When Batman v. Superman was announced, it got a lot of flack for the inclusion of so many superheroes. As it got closer to release, the powers that be at DC, kept announcing more and more appearances. There was a lot of confusion as to how they would fit so many characters into the film and still have it be entertaining.
Well, it is safe to say that Civil War blows the BvS character count out of the water and still manages to entertain without neglecting either the characteristics of the film nor the characters themselves. Everyone gets enough screen time to do whatever it is that they do, and the trust that the Russo brothers have in the characters truly shines through and through on screen.
Joe and Anthony Russo, have crafted an exciting blockbuster that is filled with both humor and drama while still being fast on its feet. The pacing is so well done that I probably could’ve sat through an additional two and a half hours and been grateful for it. Okay, probably not, but we get so much info in that amount of time without any of it becoming sensory overload. I don’t know how but it really is that good.
By the end of the first act, you already know the “whodunit.” What you don’t know is why and when the why is revealed, you actually feel for the villain in a way.

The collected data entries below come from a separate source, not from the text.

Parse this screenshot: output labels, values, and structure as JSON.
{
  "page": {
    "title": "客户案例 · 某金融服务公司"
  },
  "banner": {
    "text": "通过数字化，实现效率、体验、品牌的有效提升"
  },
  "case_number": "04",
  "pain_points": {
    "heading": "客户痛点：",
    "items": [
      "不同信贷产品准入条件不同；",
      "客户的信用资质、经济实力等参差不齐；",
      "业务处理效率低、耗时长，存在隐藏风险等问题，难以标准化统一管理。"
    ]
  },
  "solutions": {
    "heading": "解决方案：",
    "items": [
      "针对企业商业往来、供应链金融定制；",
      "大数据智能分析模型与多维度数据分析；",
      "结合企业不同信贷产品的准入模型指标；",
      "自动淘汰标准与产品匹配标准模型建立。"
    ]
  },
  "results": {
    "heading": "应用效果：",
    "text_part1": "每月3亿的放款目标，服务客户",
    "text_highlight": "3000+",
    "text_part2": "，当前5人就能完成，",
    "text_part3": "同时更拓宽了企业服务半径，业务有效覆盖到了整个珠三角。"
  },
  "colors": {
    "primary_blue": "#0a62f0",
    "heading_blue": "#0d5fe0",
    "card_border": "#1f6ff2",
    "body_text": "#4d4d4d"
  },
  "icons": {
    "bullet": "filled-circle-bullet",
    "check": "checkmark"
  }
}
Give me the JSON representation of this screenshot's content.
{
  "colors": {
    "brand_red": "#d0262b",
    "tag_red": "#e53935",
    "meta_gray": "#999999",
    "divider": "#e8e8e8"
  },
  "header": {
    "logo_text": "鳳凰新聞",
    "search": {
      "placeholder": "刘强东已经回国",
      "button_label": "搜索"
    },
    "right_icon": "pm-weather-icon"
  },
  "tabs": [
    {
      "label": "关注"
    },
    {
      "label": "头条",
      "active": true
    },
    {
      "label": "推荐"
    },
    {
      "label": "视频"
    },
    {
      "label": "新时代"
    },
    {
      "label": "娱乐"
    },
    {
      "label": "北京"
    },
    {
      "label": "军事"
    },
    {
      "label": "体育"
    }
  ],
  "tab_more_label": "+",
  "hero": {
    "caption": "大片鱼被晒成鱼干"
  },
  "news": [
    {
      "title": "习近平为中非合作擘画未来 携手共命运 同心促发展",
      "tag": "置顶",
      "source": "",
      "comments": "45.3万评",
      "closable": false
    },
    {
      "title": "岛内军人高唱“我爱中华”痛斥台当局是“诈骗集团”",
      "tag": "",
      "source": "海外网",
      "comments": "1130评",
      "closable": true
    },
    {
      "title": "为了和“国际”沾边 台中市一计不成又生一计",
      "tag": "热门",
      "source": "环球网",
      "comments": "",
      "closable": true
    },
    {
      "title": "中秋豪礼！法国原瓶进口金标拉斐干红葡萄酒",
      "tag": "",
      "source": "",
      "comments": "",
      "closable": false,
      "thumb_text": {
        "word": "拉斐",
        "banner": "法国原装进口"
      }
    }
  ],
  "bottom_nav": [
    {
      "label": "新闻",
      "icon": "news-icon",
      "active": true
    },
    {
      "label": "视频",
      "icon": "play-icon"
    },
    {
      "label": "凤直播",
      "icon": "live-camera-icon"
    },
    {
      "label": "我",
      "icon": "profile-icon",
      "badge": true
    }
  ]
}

The payoff for sitting through the political narrative is at the end of the second act where both teams are in an all-out brawl with each other. Ant-Man and Spidey really steal the show here. You feel for these costumed characters with their bravado and overflowing egos and you feel for them even more when they are betrayed and ostracized. You definitely get a “well, maybe the lines aren’t as clear as I thought” kind of uncertainty while the final fight finishes with an uncomfortable air about it. By the end of the movie, you are exhausted with everything that you’ve been through and the revelations throughout.
All I can say is, “Thank you, Marvel, for after the credits stingers” because they feel like pallet cleansers and by the end of this movie’s stinger, I was rearing to go again.